Check your data sensitivity – outliers, parameters, and assumptions
Data sensitivity measures the extent by which your data description and statistical outlook are affected by external factors such as outliers, parameters and assumptions.
Monitoring data sensitivity is highly crucial in preventing statistical errors.
Interestingly, these sensitivity factors are reliably confirmed mainly through visualisation. Making assumptions about the data’s outliers and parametric distribution can easily lead to false statistical conclusions.
Careful and transparent data normalisation to meet test assumptions is also acceptable, although care must be taken to prevent redefining the data’s characteristics. This can be quantified as p-hacking.
It is best to visualise the data and clearly outline all the characteristics associated with the data before selecting a statistical test.

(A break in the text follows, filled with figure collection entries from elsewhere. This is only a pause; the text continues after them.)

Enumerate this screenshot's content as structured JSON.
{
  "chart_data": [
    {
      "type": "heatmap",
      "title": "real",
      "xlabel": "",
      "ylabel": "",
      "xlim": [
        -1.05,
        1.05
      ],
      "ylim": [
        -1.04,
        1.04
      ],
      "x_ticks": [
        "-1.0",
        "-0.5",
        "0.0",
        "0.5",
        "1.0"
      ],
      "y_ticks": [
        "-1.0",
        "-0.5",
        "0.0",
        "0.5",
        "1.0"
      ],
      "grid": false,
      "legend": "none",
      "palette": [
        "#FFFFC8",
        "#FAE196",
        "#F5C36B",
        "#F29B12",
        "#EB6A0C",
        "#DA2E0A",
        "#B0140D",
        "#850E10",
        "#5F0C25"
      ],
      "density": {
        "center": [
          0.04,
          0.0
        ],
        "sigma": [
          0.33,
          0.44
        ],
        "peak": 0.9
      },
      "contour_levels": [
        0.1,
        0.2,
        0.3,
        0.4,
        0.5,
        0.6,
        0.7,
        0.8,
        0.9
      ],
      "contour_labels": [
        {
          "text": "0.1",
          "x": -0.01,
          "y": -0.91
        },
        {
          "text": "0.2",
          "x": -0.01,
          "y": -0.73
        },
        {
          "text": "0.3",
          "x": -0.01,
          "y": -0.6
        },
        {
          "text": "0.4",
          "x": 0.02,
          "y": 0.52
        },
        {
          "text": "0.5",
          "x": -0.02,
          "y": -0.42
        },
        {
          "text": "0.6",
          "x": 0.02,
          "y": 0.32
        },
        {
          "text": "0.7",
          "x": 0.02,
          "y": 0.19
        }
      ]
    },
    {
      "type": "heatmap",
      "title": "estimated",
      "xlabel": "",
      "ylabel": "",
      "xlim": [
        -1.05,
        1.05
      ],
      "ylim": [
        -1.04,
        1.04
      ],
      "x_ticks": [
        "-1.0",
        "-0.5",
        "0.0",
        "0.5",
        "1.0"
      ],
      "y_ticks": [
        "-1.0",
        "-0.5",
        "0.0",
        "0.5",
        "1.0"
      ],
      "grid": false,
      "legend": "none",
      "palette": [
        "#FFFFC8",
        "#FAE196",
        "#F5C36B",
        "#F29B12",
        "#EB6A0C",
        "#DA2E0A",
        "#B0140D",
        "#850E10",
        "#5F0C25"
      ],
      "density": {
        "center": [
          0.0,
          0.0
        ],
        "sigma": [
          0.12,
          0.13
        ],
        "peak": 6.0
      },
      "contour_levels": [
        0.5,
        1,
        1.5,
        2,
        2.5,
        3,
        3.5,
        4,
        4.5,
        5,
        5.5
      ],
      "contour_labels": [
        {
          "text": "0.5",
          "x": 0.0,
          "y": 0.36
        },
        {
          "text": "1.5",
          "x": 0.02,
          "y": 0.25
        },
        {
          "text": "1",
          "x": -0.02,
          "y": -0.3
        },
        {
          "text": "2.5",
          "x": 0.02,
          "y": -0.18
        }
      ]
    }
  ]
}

In some instances (such as with the significant impact of outliers), it is safer to stick with non-parametric statistical tests that are not very malleable to outliers and distributions. Also, you can perform and present the results of two tests and allow readers to make their inferences.
This figure below illustrates the importance of visualizing data with boxplots and histograms. With the second set of images as reference, spot the effect of outliers on the histogram, boxplot and statistic significance of the original data.]
With the outliers, the original data starts adopting a more skewed distribution. Hence, a parametric test (t-test) would be inadvisable.
The outliers impacted the T-test and produced errored statistical probability. However, the non-parametric Mann-Whitney U test maintained a non-significant p-value with and without the outlier.